Say Howdy to Plenty More Job Opportunities
The rise of cloud computing has fundamentally changed the way IT teams work, so don't expect your day-to-day to stay the same as it is now. As Prashant Bhatnagar from IBM Cloud puts it: “IT job roles and responsibilities have changed as a cloud-based delivery model has become the norm for IT infrastructure”.

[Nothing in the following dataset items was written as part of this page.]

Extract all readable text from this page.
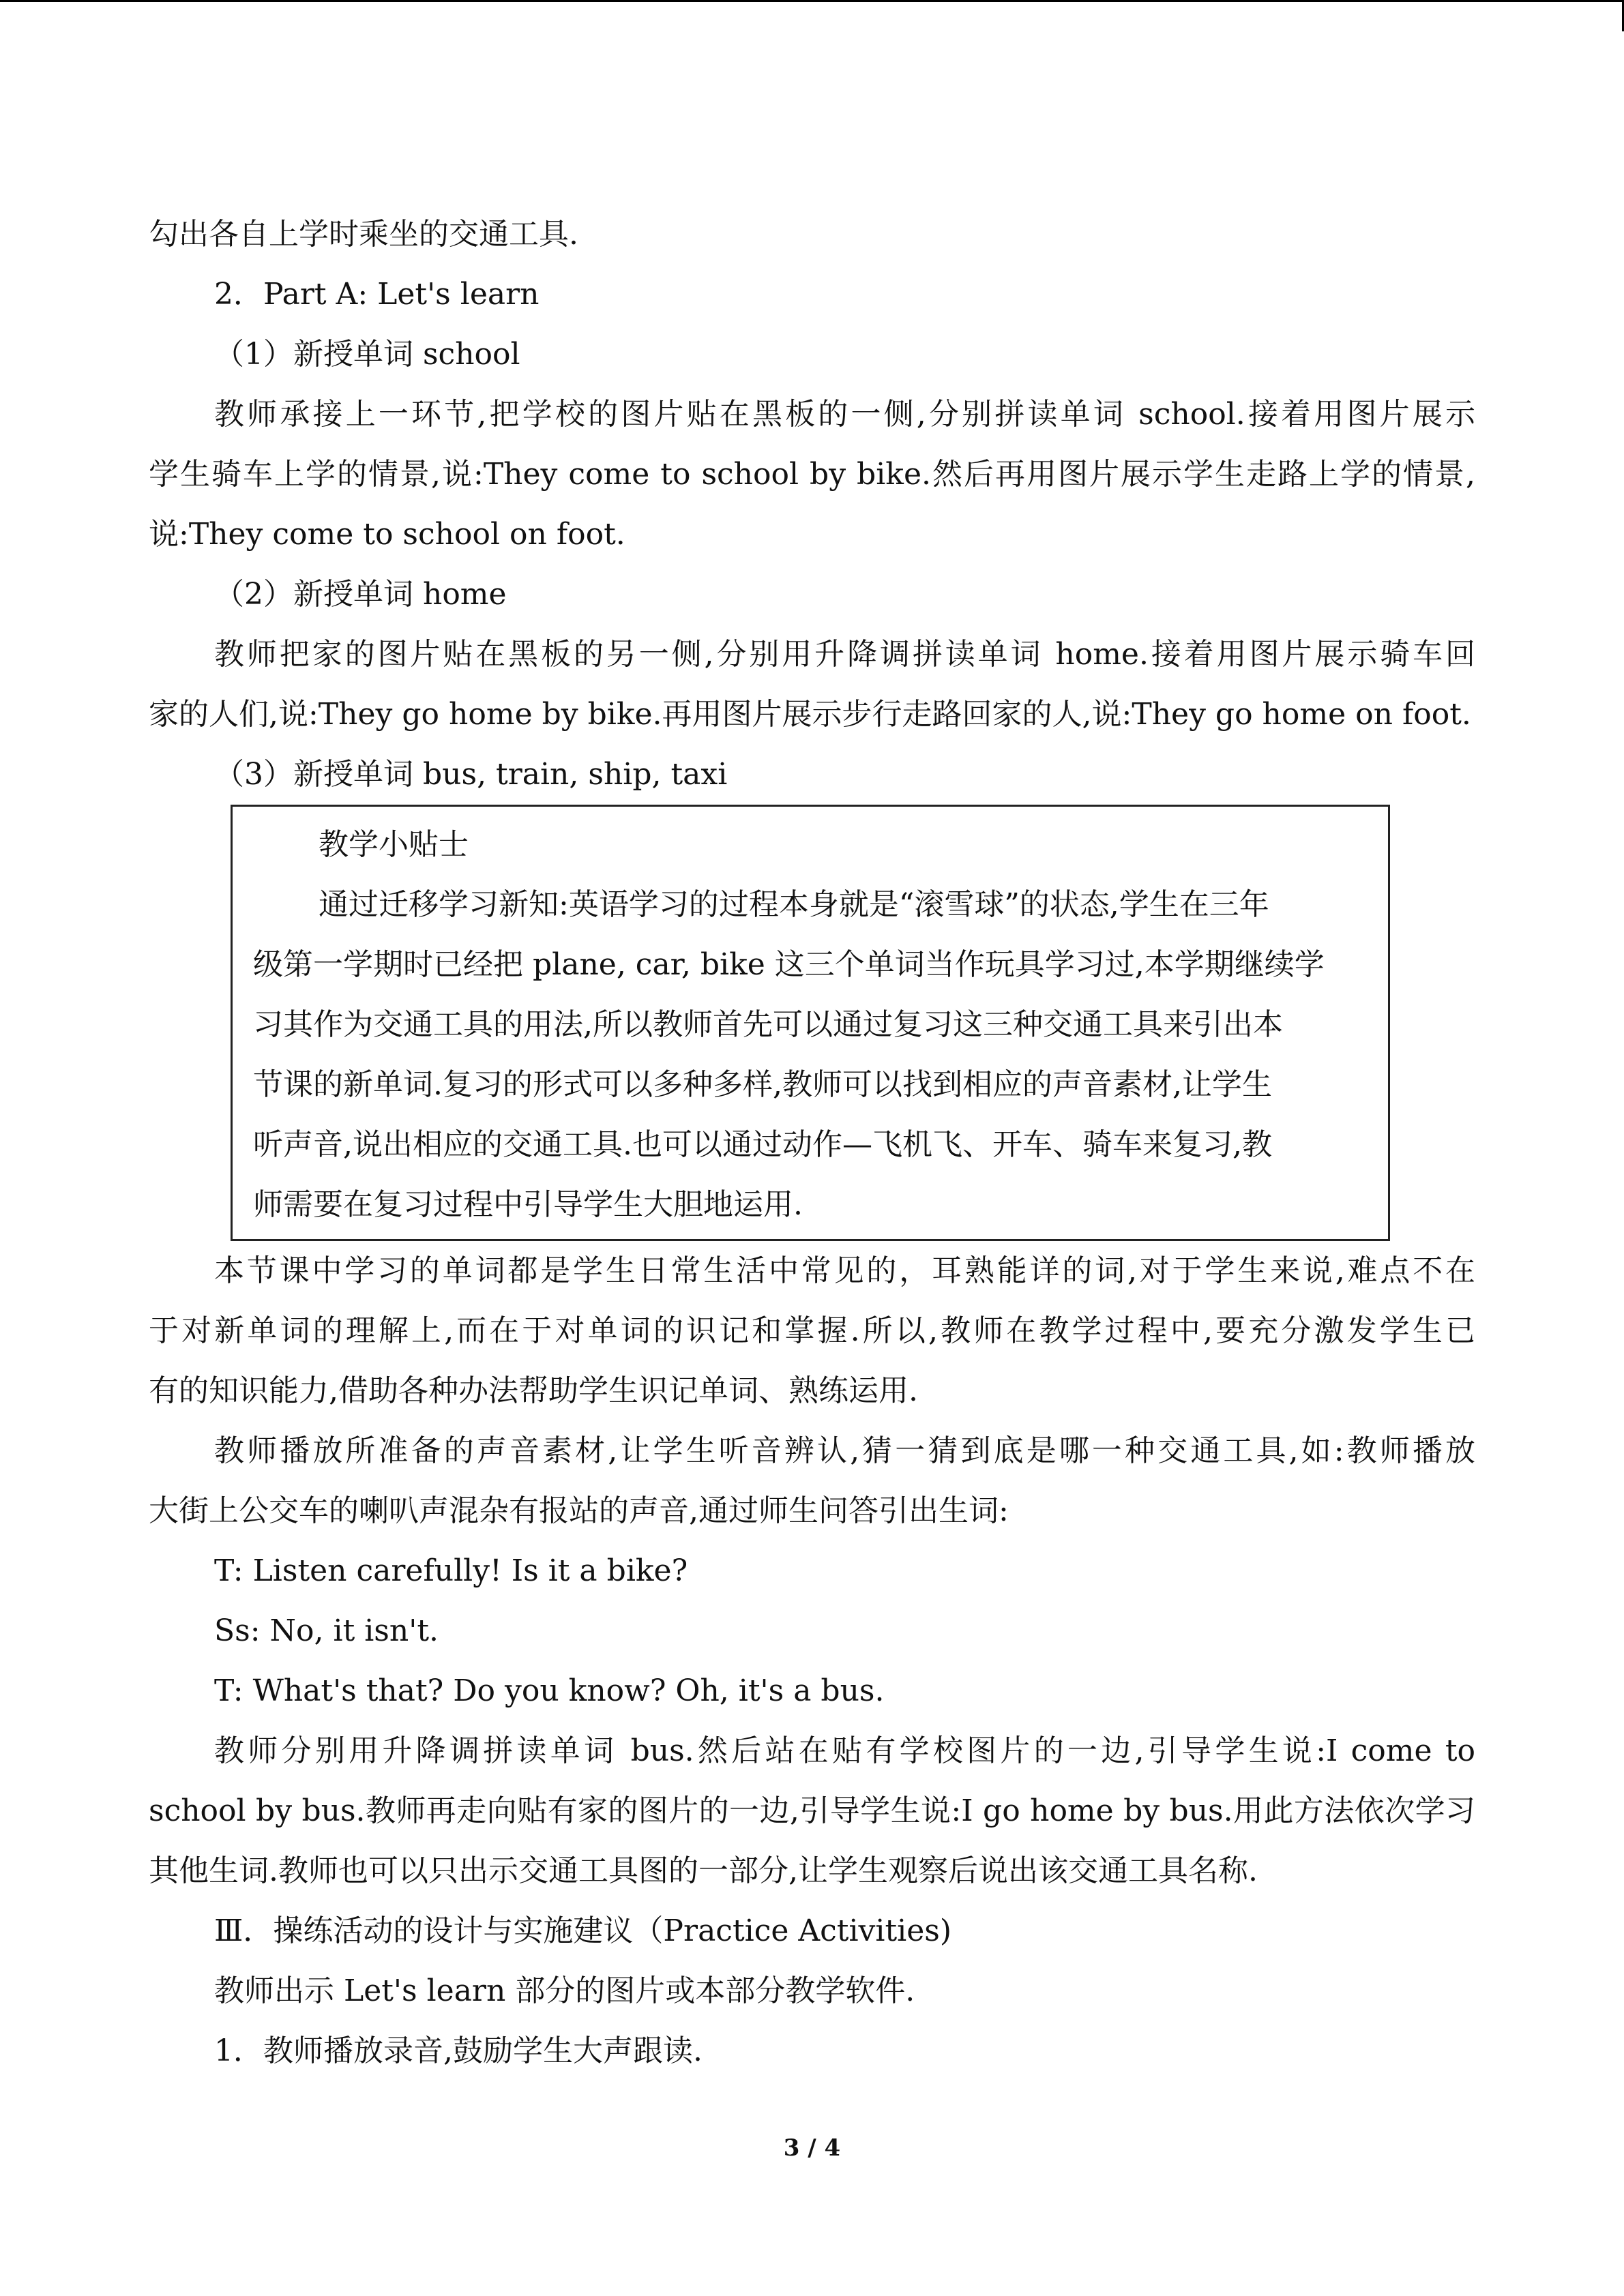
勾出各自上学时乘坐的交通工具.

2．Part A: Let's learn

（1）新授单词 school

教师承接上一环节,把学校的图片贴在黑板的一侧,分别拼读单词 school.接着用图片展示

学生骑车上学的情景,说:They come to school by bike.然后再用图片展示学生走路上学的情景,

说:They come to school on foot.

（2）新授单词 home

教师把家的图片贴在黑板的另一侧,分别用升降调拼读单词 home.接着用图片展示骑车回

家的人们,说:They go home by bike.再用图片展示步行走路回家的人,说:They go home on foot.

（3）新授单词 bus, train, ship, taxi

教学小贴士

通过迁移学习新知:英语学习的过程本身就是“滚雪球”的状态,学生在三年

级第一学期时已经把 plane, car, bike 这三个单词当作玩具学习过,本学期继续学

习其作为交通工具的用法,所以教师首先可以通过复习这三种交通工具来引出本

节课的新单词.复习的形式可以多种多样,教师可以找到相应的声音素材,让学生

听声音,说出相应的交通工具.也可以通过动作—飞机飞、开车、骑车来复习,教

师需要在复习过程中引导学生大胆地运用.

本节课中学习的单词都是学生日常生活中常见的，耳熟能详的词,对于学生来说,难点不在

于对新单词的理解上,而在于对单词的识记和掌握.所以,教师在教学过程中,要充分激发学生已

有的知识能力,借助各种办法帮助学生识记单词、熟练运用.

教师播放所准备的声音素材,让学生听音辨认,猜一猜到底是哪一种交通工具,如:教师播放

大街上公交车的喇叭声混杂有报站的声音,通过师生问答引出生词:

T: Listen carefully! Is it a bike?

Ss: No, it isn't.

T: What's that? Do you know? Oh, it's a bus.

教师分别用升降调拼读单词 bus.然后站在贴有学校图片的一边,引导学生说:I come to

school by bus.教师再走向贴有家的图片的一边,引导学生说:I go home by bus.用此方法依次学习

其他生词.教师也可以只出示交通工具图的一部分,让学生观察后说出该交通工具名称.

Ⅲ．操练活动的设计与实施建议（Practice Activities)

教师出示 Let's learn 部分的图片或本部分教学软件.

1．教师播放录音,鼓励学生大声跟读.

3 / 4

Although some IT professionals are still anxious about these changes, there's a very good reason not to be afraid:
Changes in the world of IT, whether it's cloud, AI or something else will always impact jobs. But these changes always open a ton of exciting new opportunities.Mickael LavroffSystems Administrator @Sharegate
We've already seen a ton of new IT roles emerge with the cloud. Cloud architect, cloud security specialist, and cloud engineer are just a few titles you can find in an IT job search. These new roles reflect the needs of the workplace today:
Thanks to the cloud, IT teams no longer need to be the gatekeepers of which resources are created and used. Rather, they need to be more empathetic and work in closer collaboration with other teams than before, hence, the creation of new job opportunities like DevOps.Benoit RenaudIT Director @Sharegate
So, in IT, as in life, evolution is a certainty. And the only way to thrive is to embrace it.